Una nueva investigación revela pasos críticos en el ensamblaje y reclutamiento de ribonucleopartículas del virus de Lassa
Predicción de la estructura de la estructura en forma de anillo de la nucleoproteína (NP) en complejo con la proteína de matriz Z (izquierda). El ARN puede inducir la disociación del trímero NP, lo que permite ensamblajes de NP-ARN. Espectro de masas nativo del complejo NP-Z en el que se pueden detectar tanto el trímero NP como la proteína Z (derecha). Crédito:Revista de la Sociedad Química Estadounidense (2023). DOI:10.1021/jacs.3c07325
El virus de Lassa (LASV) es el patógeno que causa la fiebre hemorrágica de Lassa, una enfermedad endémica de África occidental, que causa aproximadamente 5.000 muertes cada año. En el Centro CSSB de Biología de Sistemas Estructurales, los grupos de Uetrecht (CSSB, LIV, Uni Siegen), Kosinski (CSSB, EMBL) y Rosenthal (BNITM, CSSB) trabajaron juntos para revelar el papel crucial desempeñado por el ARN en pasos críticos del proceso de Lassa. ciclo de vida del virus.
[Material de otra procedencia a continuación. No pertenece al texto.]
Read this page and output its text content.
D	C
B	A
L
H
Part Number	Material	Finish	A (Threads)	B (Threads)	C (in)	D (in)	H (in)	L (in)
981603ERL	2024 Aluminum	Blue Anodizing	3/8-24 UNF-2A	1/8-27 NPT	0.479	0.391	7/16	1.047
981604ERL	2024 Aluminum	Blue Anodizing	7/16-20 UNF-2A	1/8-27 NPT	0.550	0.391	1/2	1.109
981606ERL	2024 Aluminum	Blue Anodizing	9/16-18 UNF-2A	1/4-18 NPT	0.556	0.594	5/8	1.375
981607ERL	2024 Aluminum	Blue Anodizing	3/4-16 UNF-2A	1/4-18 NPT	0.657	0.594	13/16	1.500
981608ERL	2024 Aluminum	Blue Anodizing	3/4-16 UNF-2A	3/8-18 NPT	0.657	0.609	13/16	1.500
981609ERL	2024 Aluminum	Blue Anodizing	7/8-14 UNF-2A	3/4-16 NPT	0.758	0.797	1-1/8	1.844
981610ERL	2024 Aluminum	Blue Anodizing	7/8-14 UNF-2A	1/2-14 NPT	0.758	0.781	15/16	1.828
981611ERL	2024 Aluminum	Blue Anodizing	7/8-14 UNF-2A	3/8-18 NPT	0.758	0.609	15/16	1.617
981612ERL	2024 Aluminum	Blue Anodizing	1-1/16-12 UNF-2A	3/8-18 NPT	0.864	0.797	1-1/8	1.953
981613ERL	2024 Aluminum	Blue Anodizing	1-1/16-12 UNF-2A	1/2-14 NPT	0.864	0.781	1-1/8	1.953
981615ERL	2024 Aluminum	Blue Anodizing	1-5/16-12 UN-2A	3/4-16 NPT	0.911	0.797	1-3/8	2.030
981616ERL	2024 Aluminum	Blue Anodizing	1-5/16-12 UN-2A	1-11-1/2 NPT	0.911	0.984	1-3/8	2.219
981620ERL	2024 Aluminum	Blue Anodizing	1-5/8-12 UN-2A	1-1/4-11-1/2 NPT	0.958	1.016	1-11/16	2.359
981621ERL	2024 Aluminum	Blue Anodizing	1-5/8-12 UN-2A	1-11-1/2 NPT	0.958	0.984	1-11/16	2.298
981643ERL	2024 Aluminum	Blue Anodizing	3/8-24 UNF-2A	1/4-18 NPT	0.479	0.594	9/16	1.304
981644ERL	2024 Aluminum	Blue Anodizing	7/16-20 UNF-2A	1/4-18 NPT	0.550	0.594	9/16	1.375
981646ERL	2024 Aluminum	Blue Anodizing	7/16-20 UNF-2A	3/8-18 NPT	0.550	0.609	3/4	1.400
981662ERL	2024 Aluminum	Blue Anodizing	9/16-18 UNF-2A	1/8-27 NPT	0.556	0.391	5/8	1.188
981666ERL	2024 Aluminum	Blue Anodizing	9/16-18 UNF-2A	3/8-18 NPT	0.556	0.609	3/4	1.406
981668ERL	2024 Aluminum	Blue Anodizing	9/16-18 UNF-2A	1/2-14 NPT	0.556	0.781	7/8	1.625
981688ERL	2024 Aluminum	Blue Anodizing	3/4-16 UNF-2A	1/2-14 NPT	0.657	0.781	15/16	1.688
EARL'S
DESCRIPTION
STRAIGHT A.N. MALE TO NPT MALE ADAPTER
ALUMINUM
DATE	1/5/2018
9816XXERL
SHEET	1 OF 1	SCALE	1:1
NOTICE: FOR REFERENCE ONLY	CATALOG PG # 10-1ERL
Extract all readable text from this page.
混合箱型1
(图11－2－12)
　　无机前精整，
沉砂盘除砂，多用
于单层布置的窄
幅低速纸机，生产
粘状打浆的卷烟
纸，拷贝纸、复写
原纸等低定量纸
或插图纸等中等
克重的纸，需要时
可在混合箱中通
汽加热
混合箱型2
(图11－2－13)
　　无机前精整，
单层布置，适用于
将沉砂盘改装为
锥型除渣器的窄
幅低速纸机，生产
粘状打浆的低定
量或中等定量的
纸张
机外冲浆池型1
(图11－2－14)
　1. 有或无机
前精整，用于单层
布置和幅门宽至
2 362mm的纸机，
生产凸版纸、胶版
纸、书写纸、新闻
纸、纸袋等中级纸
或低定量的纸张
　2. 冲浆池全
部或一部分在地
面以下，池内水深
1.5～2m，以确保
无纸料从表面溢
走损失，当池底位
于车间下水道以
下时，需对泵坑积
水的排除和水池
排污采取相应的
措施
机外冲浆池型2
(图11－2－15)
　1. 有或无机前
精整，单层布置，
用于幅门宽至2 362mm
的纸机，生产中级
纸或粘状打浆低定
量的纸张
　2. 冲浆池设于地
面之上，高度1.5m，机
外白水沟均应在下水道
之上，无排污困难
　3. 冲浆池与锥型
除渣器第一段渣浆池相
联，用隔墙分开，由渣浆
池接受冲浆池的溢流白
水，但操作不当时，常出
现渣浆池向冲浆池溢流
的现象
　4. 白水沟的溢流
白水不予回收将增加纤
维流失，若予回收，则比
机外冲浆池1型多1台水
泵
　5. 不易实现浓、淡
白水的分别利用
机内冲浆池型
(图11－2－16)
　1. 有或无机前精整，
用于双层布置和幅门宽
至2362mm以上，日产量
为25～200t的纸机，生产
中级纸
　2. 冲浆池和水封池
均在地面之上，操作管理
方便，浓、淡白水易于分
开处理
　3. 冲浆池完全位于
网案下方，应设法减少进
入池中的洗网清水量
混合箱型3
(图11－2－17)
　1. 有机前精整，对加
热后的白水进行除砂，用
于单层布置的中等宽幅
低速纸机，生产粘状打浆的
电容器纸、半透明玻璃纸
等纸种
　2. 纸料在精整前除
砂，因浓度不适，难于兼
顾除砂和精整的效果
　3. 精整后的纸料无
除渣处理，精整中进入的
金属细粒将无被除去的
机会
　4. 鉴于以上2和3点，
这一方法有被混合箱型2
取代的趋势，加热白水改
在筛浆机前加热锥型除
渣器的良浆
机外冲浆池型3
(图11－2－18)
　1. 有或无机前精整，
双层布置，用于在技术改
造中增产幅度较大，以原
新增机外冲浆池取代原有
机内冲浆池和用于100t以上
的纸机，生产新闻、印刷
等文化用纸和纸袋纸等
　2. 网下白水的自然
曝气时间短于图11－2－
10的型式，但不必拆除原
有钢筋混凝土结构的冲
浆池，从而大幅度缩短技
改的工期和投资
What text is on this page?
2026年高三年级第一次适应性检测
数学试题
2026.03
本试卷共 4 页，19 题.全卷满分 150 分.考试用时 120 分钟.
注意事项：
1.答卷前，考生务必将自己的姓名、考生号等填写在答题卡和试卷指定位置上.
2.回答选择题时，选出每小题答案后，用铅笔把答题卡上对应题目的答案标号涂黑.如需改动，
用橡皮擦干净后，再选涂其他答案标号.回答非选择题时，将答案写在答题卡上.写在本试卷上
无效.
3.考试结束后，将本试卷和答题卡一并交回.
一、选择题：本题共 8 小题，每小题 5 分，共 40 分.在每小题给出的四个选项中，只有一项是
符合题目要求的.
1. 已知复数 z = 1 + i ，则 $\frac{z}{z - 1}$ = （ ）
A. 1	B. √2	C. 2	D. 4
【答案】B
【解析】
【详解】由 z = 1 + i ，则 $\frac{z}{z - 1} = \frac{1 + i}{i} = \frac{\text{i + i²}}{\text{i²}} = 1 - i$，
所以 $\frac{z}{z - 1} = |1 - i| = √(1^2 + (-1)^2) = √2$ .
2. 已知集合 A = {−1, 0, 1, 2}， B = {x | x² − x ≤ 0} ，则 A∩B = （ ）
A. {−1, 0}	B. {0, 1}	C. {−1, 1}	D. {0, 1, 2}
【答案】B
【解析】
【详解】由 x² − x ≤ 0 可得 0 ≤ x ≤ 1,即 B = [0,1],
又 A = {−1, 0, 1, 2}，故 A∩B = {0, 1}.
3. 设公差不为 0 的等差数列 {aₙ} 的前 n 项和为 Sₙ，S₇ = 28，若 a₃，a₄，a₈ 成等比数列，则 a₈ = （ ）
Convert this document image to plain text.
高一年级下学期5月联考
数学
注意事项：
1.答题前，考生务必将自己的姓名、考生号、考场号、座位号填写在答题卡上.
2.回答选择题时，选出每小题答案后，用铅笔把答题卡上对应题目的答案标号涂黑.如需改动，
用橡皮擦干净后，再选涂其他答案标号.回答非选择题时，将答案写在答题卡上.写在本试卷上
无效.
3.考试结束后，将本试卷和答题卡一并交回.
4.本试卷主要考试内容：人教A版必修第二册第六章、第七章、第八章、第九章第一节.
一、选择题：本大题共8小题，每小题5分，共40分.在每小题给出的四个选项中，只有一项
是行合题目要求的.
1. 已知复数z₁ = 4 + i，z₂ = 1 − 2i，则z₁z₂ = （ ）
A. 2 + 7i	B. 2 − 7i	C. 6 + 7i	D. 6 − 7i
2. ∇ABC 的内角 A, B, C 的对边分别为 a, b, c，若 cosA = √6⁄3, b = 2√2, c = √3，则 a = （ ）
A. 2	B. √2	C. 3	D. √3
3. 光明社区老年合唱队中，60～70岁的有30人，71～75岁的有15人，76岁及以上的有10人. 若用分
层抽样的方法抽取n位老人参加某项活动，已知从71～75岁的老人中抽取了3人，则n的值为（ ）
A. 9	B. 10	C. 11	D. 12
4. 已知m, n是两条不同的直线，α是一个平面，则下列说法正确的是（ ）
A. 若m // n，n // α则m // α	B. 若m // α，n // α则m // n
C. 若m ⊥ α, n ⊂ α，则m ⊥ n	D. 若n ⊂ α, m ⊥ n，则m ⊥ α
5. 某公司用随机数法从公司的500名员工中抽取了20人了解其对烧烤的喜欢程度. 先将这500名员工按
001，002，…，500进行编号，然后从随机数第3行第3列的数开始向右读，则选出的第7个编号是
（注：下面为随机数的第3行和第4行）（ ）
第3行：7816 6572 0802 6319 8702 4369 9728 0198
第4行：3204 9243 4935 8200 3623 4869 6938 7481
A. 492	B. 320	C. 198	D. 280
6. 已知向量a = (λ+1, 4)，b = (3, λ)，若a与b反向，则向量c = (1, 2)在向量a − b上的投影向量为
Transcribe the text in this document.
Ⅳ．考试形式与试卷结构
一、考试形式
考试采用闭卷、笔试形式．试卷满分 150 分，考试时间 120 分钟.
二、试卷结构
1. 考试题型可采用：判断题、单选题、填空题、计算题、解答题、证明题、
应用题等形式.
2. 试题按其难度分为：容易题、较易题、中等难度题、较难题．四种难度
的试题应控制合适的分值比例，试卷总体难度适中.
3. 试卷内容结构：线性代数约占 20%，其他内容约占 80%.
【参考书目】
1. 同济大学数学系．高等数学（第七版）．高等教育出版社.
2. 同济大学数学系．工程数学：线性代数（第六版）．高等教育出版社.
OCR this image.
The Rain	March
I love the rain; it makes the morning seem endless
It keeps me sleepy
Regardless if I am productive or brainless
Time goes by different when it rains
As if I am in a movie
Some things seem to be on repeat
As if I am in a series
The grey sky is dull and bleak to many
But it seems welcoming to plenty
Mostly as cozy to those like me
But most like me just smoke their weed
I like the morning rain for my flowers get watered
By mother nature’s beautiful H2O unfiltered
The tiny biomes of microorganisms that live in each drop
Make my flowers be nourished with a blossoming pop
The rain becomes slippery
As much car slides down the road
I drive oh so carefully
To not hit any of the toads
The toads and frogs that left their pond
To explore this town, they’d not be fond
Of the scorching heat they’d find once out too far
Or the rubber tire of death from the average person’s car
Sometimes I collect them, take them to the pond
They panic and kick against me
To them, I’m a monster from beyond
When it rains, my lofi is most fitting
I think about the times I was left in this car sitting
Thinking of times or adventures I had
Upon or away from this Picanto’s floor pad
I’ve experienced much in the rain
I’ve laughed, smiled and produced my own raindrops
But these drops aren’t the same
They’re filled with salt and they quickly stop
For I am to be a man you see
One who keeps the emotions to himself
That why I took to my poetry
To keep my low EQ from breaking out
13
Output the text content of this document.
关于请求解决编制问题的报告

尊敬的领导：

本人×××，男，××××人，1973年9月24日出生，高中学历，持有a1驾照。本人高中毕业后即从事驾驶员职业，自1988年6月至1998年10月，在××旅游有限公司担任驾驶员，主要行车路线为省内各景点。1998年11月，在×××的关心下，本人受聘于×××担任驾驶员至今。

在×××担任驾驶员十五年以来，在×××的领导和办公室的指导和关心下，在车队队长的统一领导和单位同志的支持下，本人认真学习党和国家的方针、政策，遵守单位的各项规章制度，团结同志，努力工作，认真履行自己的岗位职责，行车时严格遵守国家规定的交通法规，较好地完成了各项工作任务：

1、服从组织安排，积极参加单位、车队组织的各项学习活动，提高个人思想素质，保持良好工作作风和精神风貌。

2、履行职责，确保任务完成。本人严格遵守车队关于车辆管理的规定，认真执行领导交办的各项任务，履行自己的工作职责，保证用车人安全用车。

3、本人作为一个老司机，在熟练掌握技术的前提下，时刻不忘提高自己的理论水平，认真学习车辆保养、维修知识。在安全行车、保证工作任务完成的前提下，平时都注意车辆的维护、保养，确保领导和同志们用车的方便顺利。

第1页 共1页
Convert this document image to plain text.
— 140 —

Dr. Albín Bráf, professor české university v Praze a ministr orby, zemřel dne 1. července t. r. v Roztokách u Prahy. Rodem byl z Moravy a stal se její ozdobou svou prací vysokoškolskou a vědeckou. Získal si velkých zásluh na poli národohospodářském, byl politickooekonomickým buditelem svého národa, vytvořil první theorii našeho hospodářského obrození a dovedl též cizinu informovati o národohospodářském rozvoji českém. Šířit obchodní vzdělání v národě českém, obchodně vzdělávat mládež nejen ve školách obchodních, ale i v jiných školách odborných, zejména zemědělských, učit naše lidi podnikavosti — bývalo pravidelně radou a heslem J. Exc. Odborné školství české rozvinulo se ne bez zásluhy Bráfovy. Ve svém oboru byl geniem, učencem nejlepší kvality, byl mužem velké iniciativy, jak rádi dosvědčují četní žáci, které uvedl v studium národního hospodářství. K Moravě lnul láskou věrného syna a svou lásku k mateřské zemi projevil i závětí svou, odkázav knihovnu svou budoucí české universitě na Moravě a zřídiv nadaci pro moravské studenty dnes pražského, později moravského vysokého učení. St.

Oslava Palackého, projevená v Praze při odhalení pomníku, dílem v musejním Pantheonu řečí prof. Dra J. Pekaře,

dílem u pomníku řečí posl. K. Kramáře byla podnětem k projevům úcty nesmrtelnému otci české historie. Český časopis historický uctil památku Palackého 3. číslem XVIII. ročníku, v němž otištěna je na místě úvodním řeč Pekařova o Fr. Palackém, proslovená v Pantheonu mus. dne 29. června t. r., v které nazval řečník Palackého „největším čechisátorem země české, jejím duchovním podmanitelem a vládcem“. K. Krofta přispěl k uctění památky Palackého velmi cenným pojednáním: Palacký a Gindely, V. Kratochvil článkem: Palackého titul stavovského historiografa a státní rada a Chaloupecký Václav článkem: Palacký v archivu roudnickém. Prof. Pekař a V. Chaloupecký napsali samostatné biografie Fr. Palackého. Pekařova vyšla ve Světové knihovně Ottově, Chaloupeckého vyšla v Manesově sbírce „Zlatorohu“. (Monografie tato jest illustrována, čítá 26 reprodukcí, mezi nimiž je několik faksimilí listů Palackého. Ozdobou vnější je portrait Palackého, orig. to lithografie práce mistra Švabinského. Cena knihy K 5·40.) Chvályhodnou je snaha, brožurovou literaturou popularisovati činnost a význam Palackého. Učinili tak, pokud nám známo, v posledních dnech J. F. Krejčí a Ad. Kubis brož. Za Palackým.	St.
Sus hallazgos se publican en el Journal of the American Chemical Society. .
En el cuerpo humano, 20.000 genes producen más de un millón de formas diferentes de proteínas. En comparación, el virus Lassa es minúsculo ya que está compuesto por sólo cuatro proteínas, conocidas como L, NP, Z y GPC.
"Estamos tratando de comprender cómo estas cuatro proteínas pueden causar daños tan graves a las células humanas", explica el primer autor del artículo, Lennart Sänger. "Las actividades y la expresión de estas proteínas deben estar estrictamente reguladas y las proteínas deben comunicarse eficientemente entre sí para asumir diferentes funciones".
Para proteger y ocultar el virus de la detección por parte del sistema inmunológico, la nucleoproteína (NP) encierra el genoma viral en una cápside. Esta cápside junto con el ARN viral y la proteína L forman complejos de ribonucleoproteínas (RNP).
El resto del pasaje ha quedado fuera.